Enhanced Bone-Defect Regeneration Through nHA/Chitosan Nanocomposite-Facilitated Delivery of HUCB-MSCs-Derived Exosomes

Critical-sized bone defects lack spontaneous healing capacity. While mesenchymal stem cell-derived exosomes (sEVs) are promising osteoinductive agents, their rapid in vivo clearance limits their free-form efficacy. Here, we fabricated a nano-hydroxyapatite/chitosan (nHA/CTS) composite scaffold as a protective, sustained-delivery platform for human umbilical cord blood-derived mesenchymal stem cell exosomes (HUCB-MSCs-exos) to accelerate bone repair.
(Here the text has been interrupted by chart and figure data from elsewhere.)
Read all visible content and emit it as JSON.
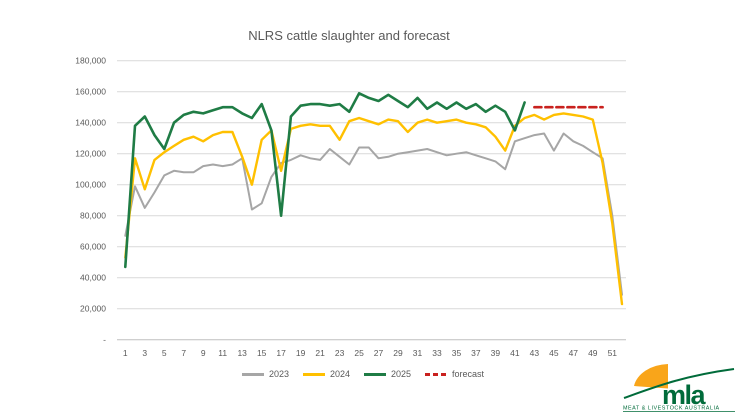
{
  "chart_data": {
    "type": "line",
    "title": "NLRS cattle slaughter and forecast",
    "xlabel": "",
    "ylabel": "",
    "x": [
      1,
      2,
      3,
      4,
      5,
      6,
      7,
      8,
      9,
      10,
      11,
      12,
      13,
      14,
      15,
      16,
      17,
      18,
      19,
      20,
      21,
      22,
      23,
      24,
      25,
      26,
      27,
      28,
      29,
      30,
      31,
      32,
      33,
      34,
      35,
      36,
      37,
      38,
      39,
      40,
      41,
      42,
      43,
      44,
      45,
      46,
      47,
      48,
      49,
      50,
      51,
      52
    ],
    "x_ticks": [
      1,
      3,
      5,
      7,
      9,
      11,
      13,
      15,
      17,
      19,
      21,
      23,
      25,
      27,
      29,
      31,
      33,
      35,
      37,
      39,
      41,
      43,
      45,
      47,
      49,
      51
    ],
    "y_ticks": [
      {
        "value": 0,
        "label": "-"
      },
      {
        "value": 20000,
        "label": "20,000"
      },
      {
        "value": 40000,
        "label": "40,000"
      },
      {
        "value": 60000,
        "label": "60,000"
      },
      {
        "value": 80000,
        "label": "80,000"
      },
      {
        "value": 100000,
        "label": "100,000"
      },
      {
        "value": 120000,
        "label": "120,000"
      },
      {
        "value": 140000,
        "label": "140,000"
      },
      {
        "value": 160000,
        "label": "160,000"
      },
      {
        "value": 180000,
        "label": "180,000"
      }
    ],
    "ylim": [
      0,
      180000
    ],
    "grid": "horizontal",
    "legend_position": "bottom",
    "series": [
      {
        "name": "2023",
        "color": "#a6a6a6",
        "style": "solid",
        "values": [
          67000,
          99000,
          85000,
          95000,
          106000,
          109000,
          108000,
          108000,
          112000,
          113000,
          112000,
          113000,
          117000,
          84000,
          88000,
          105000,
          114000,
          116000,
          119000,
          117000,
          116000,
          123000,
          118000,
          113000,
          124000,
          124000,
          117000,
          118000,
          120000,
          121000,
          122000,
          123000,
          121000,
          119000,
          120000,
          121000,
          119000,
          117000,
          115000,
          110000,
          128000,
          130000,
          132000,
          133000,
          122000,
          133000,
          128000,
          125000,
          121000,
          117000,
          80000,
          29000
        ]
      },
      {
        "name": "2024",
        "color": "#ffc000",
        "style": "solid",
        "values": [
          53000,
          117000,
          97000,
          116000,
          121000,
          125000,
          129000,
          131000,
          128000,
          132000,
          134000,
          134000,
          118000,
          100000,
          129000,
          135000,
          109000,
          136000,
          138000,
          139000,
          138000,
          138000,
          129000,
          141000,
          143000,
          141000,
          139000,
          142000,
          141000,
          134000,
          140000,
          142000,
          140000,
          141000,
          142000,
          140000,
          139000,
          137000,
          131000,
          122000,
          138000,
          143000,
          145000,
          142000,
          145000,
          146000,
          145000,
          144000,
          142000,
          114000,
          75000,
          23000
        ]
      },
      {
        "name": "2025",
        "color": "#1f7c45",
        "style": "solid",
        "values": [
          47000,
          138000,
          144000,
          132000,
          123000,
          140000,
          145000,
          147000,
          146000,
          148000,
          150000,
          150000,
          146000,
          143000,
          152000,
          135000,
          80000,
          144000,
          151000,
          152000,
          152000,
          151000,
          152000,
          147000,
          159000,
          156000,
          154000,
          158000,
          154000,
          150000,
          156000,
          149000,
          153000,
          149000,
          153000,
          149000,
          152000,
          147000,
          151000,
          147000,
          135000,
          153000,
          null,
          null,
          null,
          null,
          null,
          null,
          null,
          null,
          null,
          null
        ]
      },
      {
        "name": "forecast",
        "color": "#c9211e",
        "style": "dashed",
        "values": [
          null,
          null,
          null,
          null,
          null,
          null,
          null,
          null,
          null,
          null,
          null,
          null,
          null,
          null,
          null,
          null,
          null,
          null,
          null,
          null,
          null,
          null,
          null,
          null,
          null,
          null,
          null,
          null,
          null,
          null,
          null,
          null,
          null,
          null,
          null,
          null,
          null,
          null,
          null,
          null,
          null,
          null,
          150000,
          150000,
          150000,
          150000,
          150000,
          150000,
          150000,
          150000,
          null,
          null
        ]
      }
    ]
  },
  "colors": {
    "title_text": "#595959",
    "axis_text": "#595959",
    "gridline": "#d9d9d9",
    "axis_line": "#bfbfbf"
  },
  "logo": {
    "text": "mla",
    "caption": "MEAT & LIVESTOCK AUSTRALIA",
    "green": "#006b3a",
    "yellow": "#f9a51a"
  }
}
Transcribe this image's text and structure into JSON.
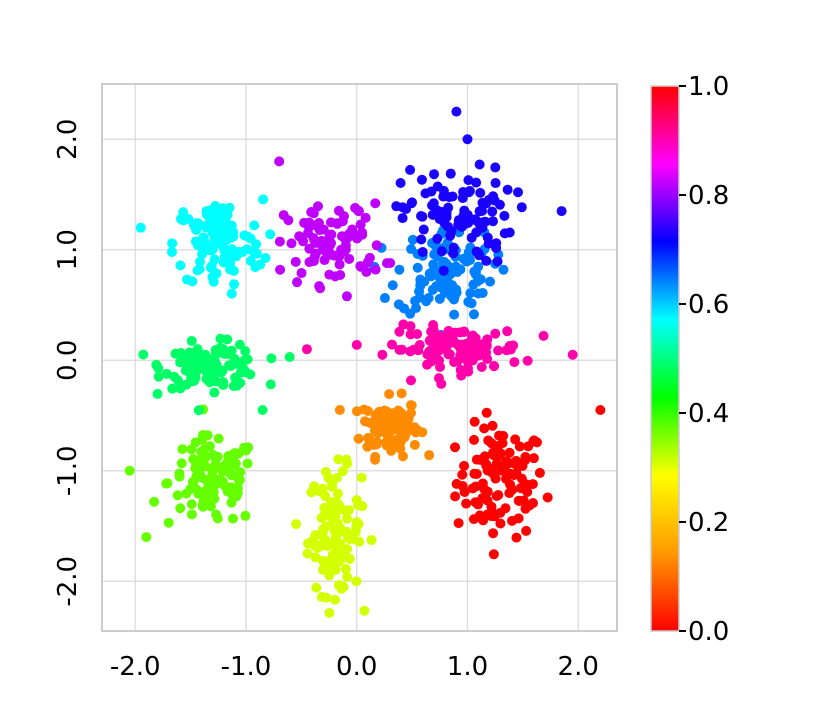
{
  "chart_data": {
    "type": "scatter",
    "title": "",
    "xlabel": "",
    "ylabel": "",
    "xlim": [
      -2.3,
      2.35
    ],
    "ylim": [
      -2.45,
      2.5
    ],
    "grid": true,
    "x_ticks": [
      -2.0,
      -1.0,
      0.0,
      1.0,
      2.0
    ],
    "x_tick_labels": [
      "-2.0",
      "-1.0",
      "0.0",
      "1.0",
      "2.0"
    ],
    "y_ticks": [
      -2.0,
      -1.0,
      0.0,
      1.0,
      2.0
    ],
    "y_tick_labels": [
      "-2.0",
      "-1.0",
      "0.0",
      "1.0",
      "2.0"
    ],
    "colorbar": {
      "range": [
        0.0,
        1.0
      ],
      "ticks": [
        0.0,
        0.2,
        0.4,
        0.6,
        0.8,
        1.0
      ],
      "tick_labels": [
        "0.0",
        "0.2",
        "0.4",
        "0.6",
        "0.8",
        "1.0"
      ],
      "colormap": "hsv",
      "stops": [
        "#ff0000",
        "#ff9900",
        "#ffff00",
        "#00ff00",
        "#00ffff",
        "#0000ff",
        "#ff00ff",
        "#ff0000"
      ]
    },
    "clusters": [
      {
        "center": [
          1.3,
          -1.1
        ],
        "spread": [
          0.2,
          0.25
        ],
        "n": 110,
        "value": 0.0,
        "color": "#ff0000"
      },
      {
        "center": [
          0.3,
          -0.6
        ],
        "spread": [
          0.13,
          0.13
        ],
        "n": 100,
        "value": 0.08,
        "color": "#ff8c00"
      },
      {
        "center": [
          -0.2,
          -1.55
        ],
        "spread": [
          0.12,
          0.28
        ],
        "n": 110,
        "value": 0.18,
        "color": "#d4ff00"
      },
      {
        "center": [
          -1.3,
          -1.1
        ],
        "spread": [
          0.2,
          0.2
        ],
        "n": 115,
        "value": 0.28,
        "color": "#66ff00"
      },
      {
        "center": [
          -1.3,
          -0.05
        ],
        "spread": [
          0.22,
          0.1
        ],
        "n": 110,
        "value": 0.38,
        "color": "#00ff66"
      },
      {
        "center": [
          -1.25,
          1.05
        ],
        "spread": [
          0.2,
          0.2
        ],
        "n": 110,
        "value": 0.5,
        "color": "#00ffff"
      },
      {
        "center": [
          0.8,
          0.8
        ],
        "spread": [
          0.22,
          0.2
        ],
        "n": 110,
        "value": 0.6,
        "color": "#0080ff"
      },
      {
        "center": [
          0.9,
          1.3
        ],
        "spread": [
          0.25,
          0.22
        ],
        "n": 100,
        "value": 0.68,
        "color": "#1a00ff"
      },
      {
        "center": [
          -0.2,
          1.05
        ],
        "spread": [
          0.22,
          0.18
        ],
        "n": 90,
        "value": 0.78,
        "color": "#c000ff"
      },
      {
        "center": [
          0.9,
          0.1
        ],
        "spread": [
          0.3,
          0.1
        ],
        "n": 110,
        "value": 0.88,
        "color": "#ff00aa"
      }
    ],
    "outliers": [
      {
        "x": 0.9,
        "y": 2.25,
        "color": "#1a00ff"
      },
      {
        "x": 1.0,
        "y": 2.0,
        "color": "#1a00ff"
      },
      {
        "x": 2.2,
        "y": -0.45,
        "color": "#ff0000"
      },
      {
        "x": -2.05,
        "y": -1.0,
        "color": "#66ff00"
      },
      {
        "x": -1.9,
        "y": -1.6,
        "color": "#66ff00"
      },
      {
        "x": -1.95,
        "y": 1.2,
        "color": "#00ffff"
      },
      {
        "x": -0.7,
        "y": 1.8,
        "color": "#c000ff"
      },
      {
        "x": 1.95,
        "y": 0.05,
        "color": "#ff00aa"
      },
      {
        "x": 1.85,
        "y": 1.35,
        "color": "#1a00ff"
      },
      {
        "x": -0.45,
        "y": 0.1,
        "color": "#ff00aa"
      },
      {
        "x": -0.85,
        "y": -0.45,
        "color": "#00ff66"
      }
    ]
  }
}
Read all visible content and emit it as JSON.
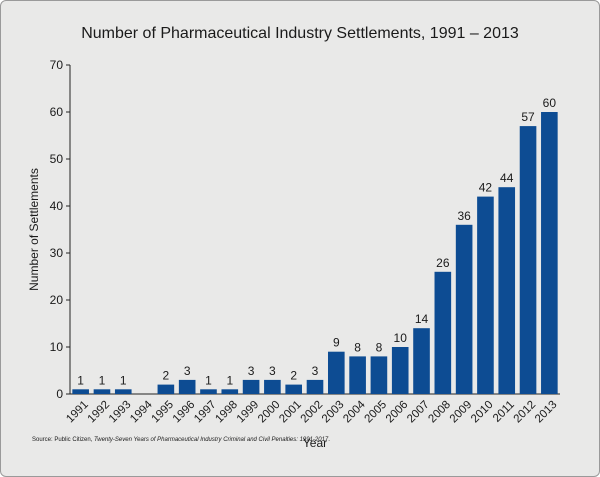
{
  "chart_data": {
    "type": "bar",
    "title": "Number of Pharmaceutical Industry Settlements, 1991 – 2013",
    "xlabel": "Year",
    "ylabel": "Number of Settlements",
    "ylim": [
      0,
      70
    ],
    "yticks": [
      "0",
      "10",
      "20",
      "30",
      "40",
      "50",
      "60",
      "70"
    ],
    "grid": false,
    "categories": [
      "1991",
      "1992",
      "1993",
      "1994",
      "1995",
      "1996",
      "1997",
      "1998",
      "1999",
      "2000",
      "2001",
      "2002",
      "2003",
      "2004",
      "2005",
      "2006",
      "2007",
      "2008",
      "2009",
      "2010",
      "2011",
      "2012",
      "2013"
    ],
    "values": [
      1,
      1,
      1,
      0,
      2,
      3,
      1,
      1,
      3,
      3,
      2,
      3,
      9,
      8,
      8,
      10,
      14,
      26,
      36,
      42,
      44,
      57,
      60
    ],
    "data_labels": [
      "1",
      "1",
      "1",
      "",
      "2",
      "3",
      "1",
      "1",
      "3",
      "3",
      "2",
      "3",
      "9",
      "8",
      "8",
      "10",
      "14",
      "26",
      "36",
      "42",
      "44",
      "57",
      "60"
    ],
    "bar_color": "#0d4c93"
  },
  "source": {
    "prefix": "Source: Public Citizen, ",
    "italic_title": "Twenty-Seven Years of Pharmaceutical Industry Criminal and Civil Penalties: 1991-2017",
    "suffix": "."
  }
}
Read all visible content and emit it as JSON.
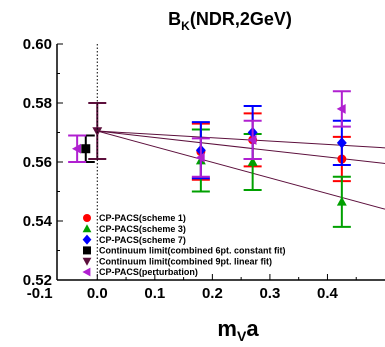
{
  "chart_data": {
    "type": "scatter",
    "title": {
      "main": "B",
      "sub": "K",
      "rest": "(NDR,2GeV)"
    },
    "xlabel": {
      "main": "m",
      "sub": "V",
      "rest": "a"
    },
    "ylabel": "",
    "xlim": [
      -0.07,
      0.5
    ],
    "ylim": [
      0.52,
      0.6
    ],
    "x_ticks": [
      "-0.1",
      "0.0",
      "0.1",
      "0.2",
      "0.3",
      "0.4"
    ],
    "x_tick_values": [
      -0.1,
      0.0,
      0.1,
      0.2,
      0.3,
      0.4
    ],
    "y_ticks": [
      "0.52",
      "0.54",
      "0.56",
      "0.58",
      "0.60"
    ],
    "y_tick_values": [
      0.52,
      0.54,
      0.56,
      0.58,
      0.6
    ],
    "grid": false,
    "vertical_reference": 0.0,
    "legend_position": "bottom-left",
    "colors": {
      "scheme1": "#ff0000",
      "scheme3": "#00a000",
      "scheme7": "#0000ff",
      "continuum_const": "#000000",
      "continuum_linear": "#5c0f3c",
      "perturbation": "#b020d0"
    },
    "series": [
      {
        "name": "CP-PACS(scheme 1)",
        "marker": "circle",
        "color": "#ff0000",
        "points": [
          {
            "x": 0.18,
            "y": 0.5635,
            "yerr": 0.0095
          },
          {
            "x": 0.27,
            "y": 0.5675,
            "yerr": 0.009
          },
          {
            "x": 0.425,
            "y": 0.561,
            "yerr": 0.0075
          }
        ]
      },
      {
        "name": "CP-PACS(scheme 3)",
        "marker": "triangle-up",
        "color": "#00a000",
        "points": [
          {
            "x": 0.18,
            "y": 0.5605,
            "yerr": 0.0105
          },
          {
            "x": 0.27,
            "y": 0.56,
            "yerr": 0.0095
          },
          {
            "x": 0.425,
            "y": 0.5465,
            "yerr": 0.0085
          }
        ]
      },
      {
        "name": "CP-PACS(scheme 7)",
        "marker": "diamond",
        "color": "#0000ff",
        "points": [
          {
            "x": 0.18,
            "y": 0.564,
            "yerr": 0.0095
          },
          {
            "x": 0.27,
            "y": 0.57,
            "yerr": 0.009
          },
          {
            "x": 0.425,
            "y": 0.5665,
            "yerr": 0.0075
          }
        ]
      },
      {
        "name": "Continuum limit(combined 6pt. constant fit)",
        "marker": "square",
        "color": "#000000",
        "points": [
          {
            "x": -0.02,
            "y": 0.5645,
            "yerr": 0.0045
          }
        ]
      },
      {
        "name": "Continuum limit(combined 9pt. linear fit)",
        "marker": "triangle-down",
        "color": "#5c0f3c",
        "points": [
          {
            "x": 0.0,
            "y": 0.5705,
            "yerr": 0.0095
          }
        ]
      },
      {
        "name": "CP-PACS(perturbation)",
        "marker": "triangle-left",
        "color": "#b020d0",
        "points": [
          {
            "x": -0.035,
            "y": 0.5645,
            "yerr": 0.0045
          },
          {
            "x": 0.18,
            "y": 0.5615,
            "yerr": 0.0065
          },
          {
            "x": 0.27,
            "y": 0.5675,
            "yerr": 0.0065
          },
          {
            "x": 0.425,
            "y": 0.578,
            "yerr": 0.006
          }
        ]
      }
    ],
    "fit_lines": [
      {
        "x": [
          0.0,
          0.5
        ],
        "y": [
          0.5705,
          0.5648
        ]
      },
      {
        "x": [
          0.0,
          0.5
        ],
        "y": [
          0.5705,
          0.5595
        ]
      },
      {
        "x": [
          0.0,
          0.5
        ],
        "y": [
          0.5705,
          0.544
        ]
      }
    ]
  }
}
The 3D porous CTS/10% nHA scaffold exhibited excellent cytocompatibility and a degradation rate commensurate with new bone ingrowth. Critically, it enabled a biphasic exosome release profile—an initial burst followed by a 14-day sustained release (89.73% cumulative release). In vitro, HUCB-MSCs-exos significantly promoted the proliferation, migration, and osteogenic differentiation of bone marrow-derived MSCs, as demonstrated by enhanced alkaline phosphatase activity and matrix mineralization. In a rabbit condylar defect model (5 mm diameter), the CTS/10% nHA-exo scaffold achieved a 57.44 ± 8.42% healing rate at two months, nearly two-fold greater than the scaffold-only group (29.33 ± 6.94%). Histological and immunohistochemical analyses at two months confirmed the formation of mature, well-vascularized trabecular bone, accompanied by robust expression of late-stage osteogenic markers (OCN and OPN). These findings demonstrate that the CTS/10% nHA scaffold synergistically integrates osteoconductive structural guidance with exosome-mediated osteoinductive paracrine signaling, providing a compelling and translatable strategy for critical-sized bone-defect management.